Василий Аксенов - Ожог
…Между тем, пока Самсик обнимал крепкое, немного острое плечо Арины Беляковой, обстановка в штабе комсомольской дружины резко переменилась.
Распалившийся от стихов Крюшкин бил теперь металлическим голосом в цель – в ампирную люстру:
В наших жилах кровь, а не водица!Мы идем сквозь револьверный лай!
Дружинники с новой энергией кромсали брюки стилягам, выстригали на их головах карательные полосы и тонзуры, фотографировали всех этих «кто нам мешает жить». Сержант, тихо матерясь, пил в углу чай с еврейской пастилой.
…А в Бармалеевом переулке возле дома Арины Беляковой царило странное оживление. Жильцы покидали свой дом, гранитную твердыню с колоннами черного мрамора, бывшее посольство бухарского эмира в Санкт-Петербурге.
– Вредительство, – разъяснял обстановку домоуправ, человек старой закалки. – Никак они нам, товарищи, не дают спокойно жить и строить. Ну, ничего, сейчас приедут, разберутся.
Жильцы, однако, возражали, что он опять не тех вызвал, что вызывать надо не «товарищей», а обыкновенную пожарную команду.
Дом, собственно говоря, пока не горел, но все его коммуникации – электрические провода, телефонные, радиотрансляция, газ, канализация, паровое отопление – были раскалены до последней степени, светились сквозь стены всеми цветами спектра, рисуя в глухой ночи Бармалеева переулка удивительно красивый потрескивающий каркас. Дом был готов для любви.
– Вот удача, – прошептала Арина Белякова, – предки теперь до утра на чемоданах просидят.
Она скользнула за афишную тумбу, потянула Самсика, пробежала вместе с ним открытое пространство, пролезла во двор и припустила к черной лестнице.
Самсик бежал за ней – что же ему оставалось делать? – бежал за мелькающей в темноте белой гривой, похожей на лисий хвост, бежал с заячьим сердцем… заяц преследовал лису, обмирая от страха.
Он прекрасно понимал, куда идет дело – к роковому моменту, к скандалу, к катастрофе, к разоблачению! Эта медичка не ограничится объятиями и поцелуями, блаженным трепетом, который в их кругу назывался «обжимоном» и был для Самсика пределом мечтаний. Он даже умел целоваться, наш бедный Самсик, он целовался клево (одна чувиха так и сказала: «Ты клево целуешься, Самсик»), то есть он даже умел в дьявольском порыве проталкивать свой язык сквозь зубы очередной жертвы (их было три) и щекотать языком полость рта. Дальше душа его не проникала, и, когда друзья-лабухи начинали говорить о «палках», о «дураках под кожей», Самсик мог лишь цинически понимающе усмехаться, а душа-то его бродила, как коза по опушке непостижимого и страшного леса.

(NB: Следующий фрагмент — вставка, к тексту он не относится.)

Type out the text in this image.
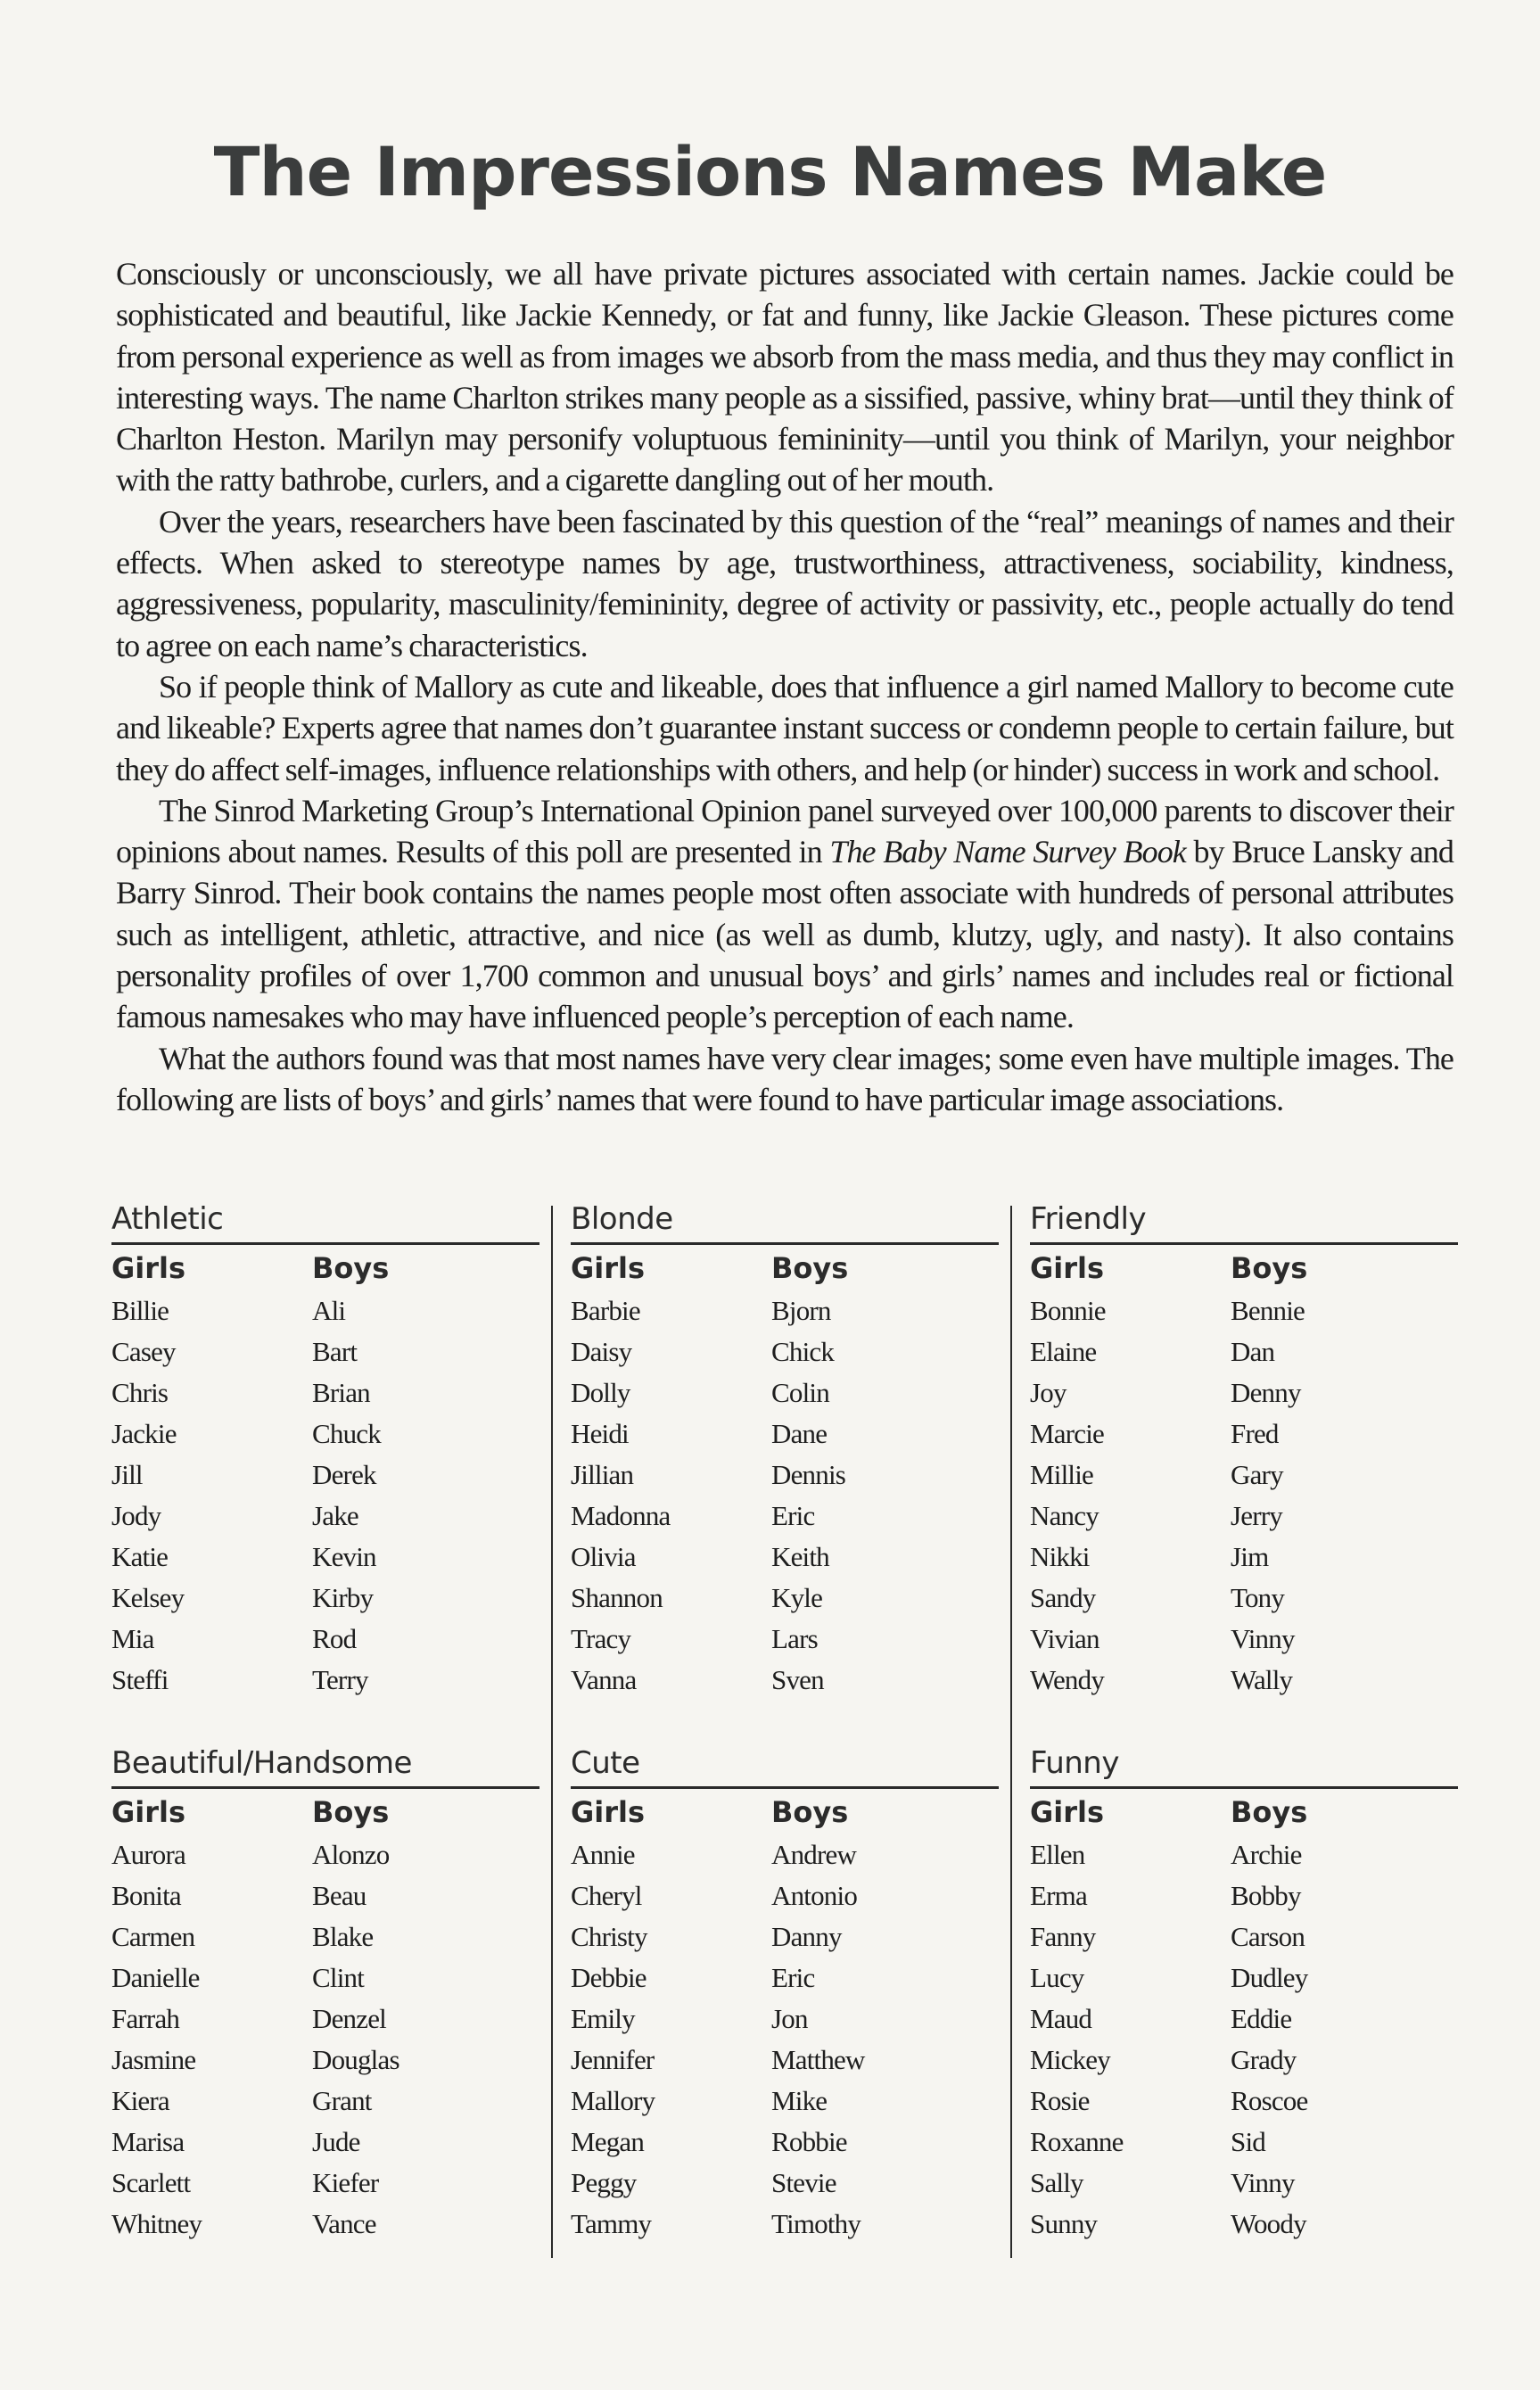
The Impressions Names Make

Consciously or unconsciously, we all have private pictures associated with certain names. Jackie could be sophisticated and beautiful, like Jackie Kennedy, or fat and funny, like Jackie Gleason. These pictures come from personal experience as well as from images we absorb from the mass media, and thus they may conflict in interesting ways. The name Charlton strikes many people as a sissified, passive, whiny brat—until they think of Charlton Heston. Marilyn may personify voluptuous femininity—until you think of Marilyn, your neighbor with the ratty bathrobe, curlers, and a cigarette dangling out of her mouth.

Over the years, researchers have been fascinated by this question of the “real” meanings of names and their effects. When asked to stereotype names by age, trustworthiness, attractiveness, sociability, kindness, aggressiveness, popularity, masculinity/femininity, degree of activity or passivity, etc., people actually do tend to agree on each name’s characteristics.

So if people think of Mallory as cute and likeable, does that influence a girl named Mallory to become cute and likeable? Experts agree that names don’t guarantee instant success or condemn people to certain failure, but they do affect self-images, influence relationships with others, and help (or hinder) success in work and school.

The Sinrod Marketing Group’s International Opinion panel surveyed over 100,000 parents to discover their opinions about names. Results of this poll are presented in The Baby Name Survey Book by Bruce Lansky and Barry Sinrod. Their book contains the names people most often associate with hundreds of personal attributes such as intelligent, athletic, attractive, and nice (as well as dumb, klutzy, ugly, and nasty). It also contains personality profiles of over 1,700 common and unusual boys’ and girls’ names and includes real or fictional famous namesakes who may have influenced people’s perception of each name.

What the authors found was that most names have very clear images; some even have multiple images. The following are lists of boys’ and girls’ names that were found to have particular image associations.

Athletic
Girls	Boys
Billie
Casey
Chris
Jackie
Jill
Jody
Katie
Kelsey
Mia
Steffi
Ali
Bart
Brian
Chuck
Derek
Jake
Kevin
Kirby
Rod
Terry
Blonde
Girls	Boys
Barbie
Daisy
Dolly
Heidi
Jillian
Madonna
Olivia
Shannon
Tracy
Vanna
Bjorn
Chick
Colin
Dane
Dennis
Eric
Keith
Kyle
Lars
Sven
Friendly
Girls	Boys
Bonnie
Elaine
Joy
Marcie
Millie
Nancy
Nikki
Sandy
Vivian
Wendy
Bennie
Dan
Denny
Fred
Gary
Jerry
Jim
Tony
Vinny
Wally
Beautiful/Handsome
Girls	Boys
Aurora
Bonita
Carmen
Danielle
Farrah
Jasmine
Kiera
Marisa
Scarlett
Whitney
Alonzo
Beau
Blake
Clint
Denzel
Douglas
Grant
Jude
Kiefer
Vance
Cute
Girls	Boys
Annie
Cheryl
Christy
Debbie
Emily
Jennifer
Mallory
Megan
Peggy
Tammy
Andrew
Antonio
Danny
Eric
Jon
Matthew
Mike
Robbie
Stevie
Timothy
Funny
Girls	Boys
Ellen
Erma
Fanny
Lucy
Maud
Mickey
Rosie
Roxanne
Sally
Sunny
Archie
Bobby
Carson
Dudley
Eddie
Grady
Roscoe
Sid
Vinny
Woody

Иногда ночью, просыпаясь на раскладушке под столом у Фриды Ицхоковны или на тюфячке возле газовой плиты в Четвертой роте, Самсик ощупывал свое тело и с гордостью убеждался в своей мощи, в своей способности к совокуплению с лицами противоположного пола, но само это слово «совокупление» вдруг вселяло в него непонятное отчаяние, физическая суть явления казалась ему чудовищной, невозможной, и гордый его вымпел обвисал мокрой тряпочкой.
Вот и сейчас, чуть не плача, он остановился посреди темной комнаты, сквозь обои и ковры которой просвечивали раскаленные провода, а под окном пылал огненной гусеницей радиатор отопления.
– Ох, вот мы и одни, – прошептала девушка.
– Ох, да что же ты так стоишь?
– Ох, расстегни мне вот здесь…
– Ох, Самсик, милый…
я поймала тебя не бойся не бойся я вовсе не блядь я тоже еще ничего не умею почти ничего как и ты потрогай меня вот здесь возьми вот это можно я тебя потрогаю не бойся маленький не убегай Она его трогала длинными пальцами, трогала долго и терпеливо. Она была голой, просвечивала сквозь какую-то паутинку, в раскаленном сумраке аварийного дома соски ее грудей сверкали, словно чьи-то лесные глаза. Он вдруг забыл страшное слово «совокупление», забыл и сам себя, Самсика Саблера, забыл и Марину Влади, и Арину Белякову, и джаз, и Сталина, и Тольку фон Штейнбока и, все это забыв, взял женщину и ринулся вместе с ней с крутизны в темный тоннель, загибающийся, как улитка.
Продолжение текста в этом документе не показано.